The Sensationalist: Assessing Digital Diseases

This post is part of "The Sensationalist," a continuing series here at Experience Points in which we examine games' abilities to evoke emotions and sensations in video game players. Please have a look at the series' introduction as well its previous entries.

My latest PopMatters article is now live: Assessing Digital Diseases.

I mentioned my illogical fear of diseases at the beginning of this article, but as a child it was even worse. Outbreak gave me nightmares for weeks and I absolutely refused to touch my brother's copy of Hot Zone. Contagions are absolutely terrifying. They cannot be easily fought, death may come suddenly and painfully, and people you know and love can become carriers. I find few places as conceptually frightening as quarantine zones. At least games often give me something to shoot, necromorphs, the flood, zombies, etc., physical and vulnerable embodiments of disease.

I intentionally left out tactile games, some of which capture the paranoia and desperation of an epidemic. Pandemic, which I have discussed before, pits up to four players against a host of rapidly proliferating diseases. Cities on the game board can "hot zone," spreading the plague to neighboring cities, which can cause chain reactions. The cooperative game is quite difficult, and victory often comes in a moment of complete panic and mental exhaustion. The On The Brink expansion adds disease mutations, virulent strains, and even a bio-terrorist into the mix, which in combination can wreak havoc on one's sense of safety and control, a rare and delightful treat.

The aptly named Panic Station, a board game to be released later this year, evokes the same sense of paranoia, disgust, and fear created by Jon Carpenter's The Thing (probably my favorite horror film).
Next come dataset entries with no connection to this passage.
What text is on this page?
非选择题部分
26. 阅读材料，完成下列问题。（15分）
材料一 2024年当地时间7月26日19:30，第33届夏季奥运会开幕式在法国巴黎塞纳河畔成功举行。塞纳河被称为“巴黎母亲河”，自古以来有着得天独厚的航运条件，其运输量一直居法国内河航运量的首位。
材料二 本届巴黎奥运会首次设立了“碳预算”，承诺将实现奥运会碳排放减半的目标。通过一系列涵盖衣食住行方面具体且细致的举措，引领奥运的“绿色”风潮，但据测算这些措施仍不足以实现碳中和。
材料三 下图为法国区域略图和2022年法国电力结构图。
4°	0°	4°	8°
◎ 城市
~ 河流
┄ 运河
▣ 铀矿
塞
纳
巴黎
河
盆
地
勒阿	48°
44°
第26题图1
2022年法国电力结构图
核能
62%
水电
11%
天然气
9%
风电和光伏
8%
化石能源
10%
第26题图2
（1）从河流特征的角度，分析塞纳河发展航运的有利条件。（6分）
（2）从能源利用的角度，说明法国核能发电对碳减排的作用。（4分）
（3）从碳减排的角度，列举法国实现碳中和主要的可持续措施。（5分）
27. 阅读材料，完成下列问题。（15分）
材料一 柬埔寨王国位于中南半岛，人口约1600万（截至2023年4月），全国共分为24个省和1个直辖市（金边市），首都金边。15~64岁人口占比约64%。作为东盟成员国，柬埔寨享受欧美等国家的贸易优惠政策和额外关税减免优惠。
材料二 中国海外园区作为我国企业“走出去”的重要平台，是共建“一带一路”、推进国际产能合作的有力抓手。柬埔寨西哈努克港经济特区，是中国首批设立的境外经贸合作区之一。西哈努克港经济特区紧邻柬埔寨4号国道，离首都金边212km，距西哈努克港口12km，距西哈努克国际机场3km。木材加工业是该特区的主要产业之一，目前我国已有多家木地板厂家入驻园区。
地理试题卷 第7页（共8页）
Set in the confines of an alien occupied military base, you and your team must arm yourselves with flamethrower fuel, then seek out and destroy the hive. However, one of your teammates is a host for the alien. Even worse, this enemy menace can infect your entire crew. Before long, the sense of paranoia and isolation that comes with survival in a hot zone becomes overwhelming.

While I have yet to play Panic Station, it and a few board games like it, including Pandemic, masterfully play with the pop culture horror of disease, manifestations of the intangible real-world fears we so long to fight.